Member of the Minnesota Senate from the 1st district
- In office January 4, 1983 – January 2, 2017
- Preceded by: Marv Hanson
- Succeeded by: Mark Johnson

Member of the Minnesota House of Representatives from the 1B district
- In office January 6, 1981 – January 3, 1983
- Preceded by: John R. Corbid
- Succeeded by: Wallace A. Sparby

Personal details
- Born: May 29, 1944 (age 82) Waverly, Minnesota, U.S.
- Party: Democratic (DFL)
- Spouse: Carol
- Children: 3
- Alma mater: St. Paul Seminary Syracuse University
- Occupation: farmer

= LeRoy Stumpf =

American politician

LeRoy A. Stumpf (born May 29, 1944) is a Minnesota politician and former member of the Minnesota Senate. A member of the Minnesota Democratic–Farmer–Labor Party (DFL), he represented District 1, which included all or portions of Kittson, Marshall, Pennington, Polk, Red Lake and Roseau counties in the northwestern part of the state.

==Background==
Stumpf was born in Waverly, Minnesota.

==Education==
Stumpf graduated from Nazareth Hall High School, and then went on to receive a B.A. from the St. Paul Seminary in Saint Paul, Minnesota. He later received a M.P.A. from the Maxwell School of Citizenship and Public Affairs at Syracuse University in Syracuse, New York.

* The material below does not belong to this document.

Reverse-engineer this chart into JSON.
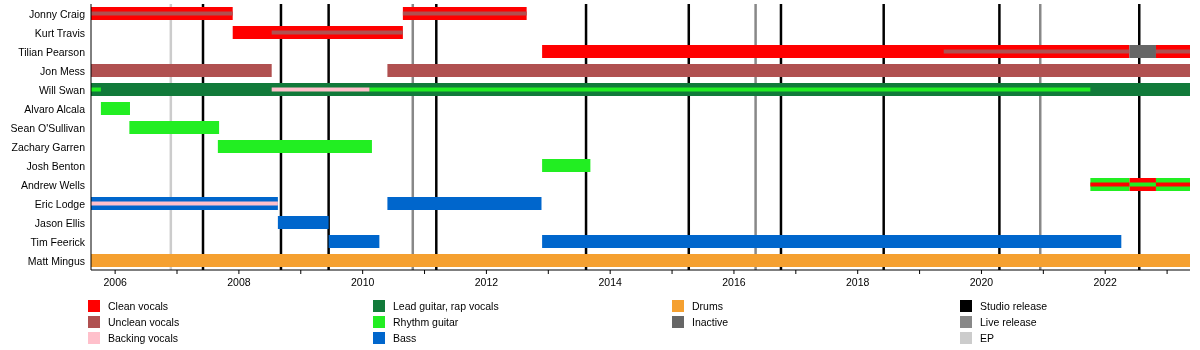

==Minnesota House of Representatives==
Stumpf served in the Minnesota House of Representatives from 1981 to 1983, representing District 1B.

==Minnesota Senate==
Stumpf was first elected to the Senate in 1982 and was re-elected in every subsequent election since then until he didn't seek re-election in 2016. He served as a majority whip from 1991 to 1993, and chaired the Education Committee from 1993 to 1997 and from 2009 to 2011, and the Children, Families and Learning Committee from 1997 to 2001. Stumpf announced his retirement in February 2016, saying that he would finish out the rest of the term and not run for reelection.

==Electoral history==

Minnesota Senate 1st district election, 2012
| Party |  | Candidate | Votes | % | ±% |
|---|---|---|---|---|---|
|  | Democratic (DFL) | LeRoy Stumpf (incumbent) | 22,298 | 60.59 |  |
|  | Republican | Steve Nordhagen | 14,475 | 39.33 |  |
|  | Write-in | N/A | 29 | 0.08 |  |

Minnesota Senate 1st district election, 2010
| Party |  | Candidate | Votes | % | ±% |
|---|---|---|---|---|---|
|  | Democratic (DFL) | LeRoy Stumpf (incumbent) | 15,614 | 58.33 | −37.91pp |
|  | Republican | Russell Walker | 11,132 | 41.58 |  |
|  | Write-in | N/A | 24 | 0.09 |  |

Minnesota Senate 1st district election, 2006
| Party |  | Candidate | Votes | % | ±% |
|---|---|---|---|---|---|
|  | Democratic (DFL) | LeRoy Stumpf (incumbent) | 24,861 | 96.24 | +32.31pp |
|  | Write-in | Roger Schmitz | 603 | 2.33 |  |

Minnesota Senate 1st district election, 2002
| Party |  | Candidate | Votes | % | ±% |
|---|---|---|---|---|---|
|  | Democratic (DFL) | LeRoy Stumpf (incumbent) | 19,227 | 63.93 |  |
|  | Republican | Lyle Kenner | 10,845 | 36.06 |  |

Minnesota Senate 1st district election, 2000
| Party |  | Candidate | Votes | % | ±% |
|---|---|---|---|---|---|
|  | Democratic (DFL) | LeRoy Stumpf (incumbent) | 17,651 | 60.23 |  |
|  | Republican | Lyle Kenner | 10,500 | 35.83 |  |
|  | Independence | Jual Carlson | 1,156 | 3.94 |  |

==Personal life==
Stumpf and his wife, Carol, are the owners of Two Fools Vineyard near Plummer.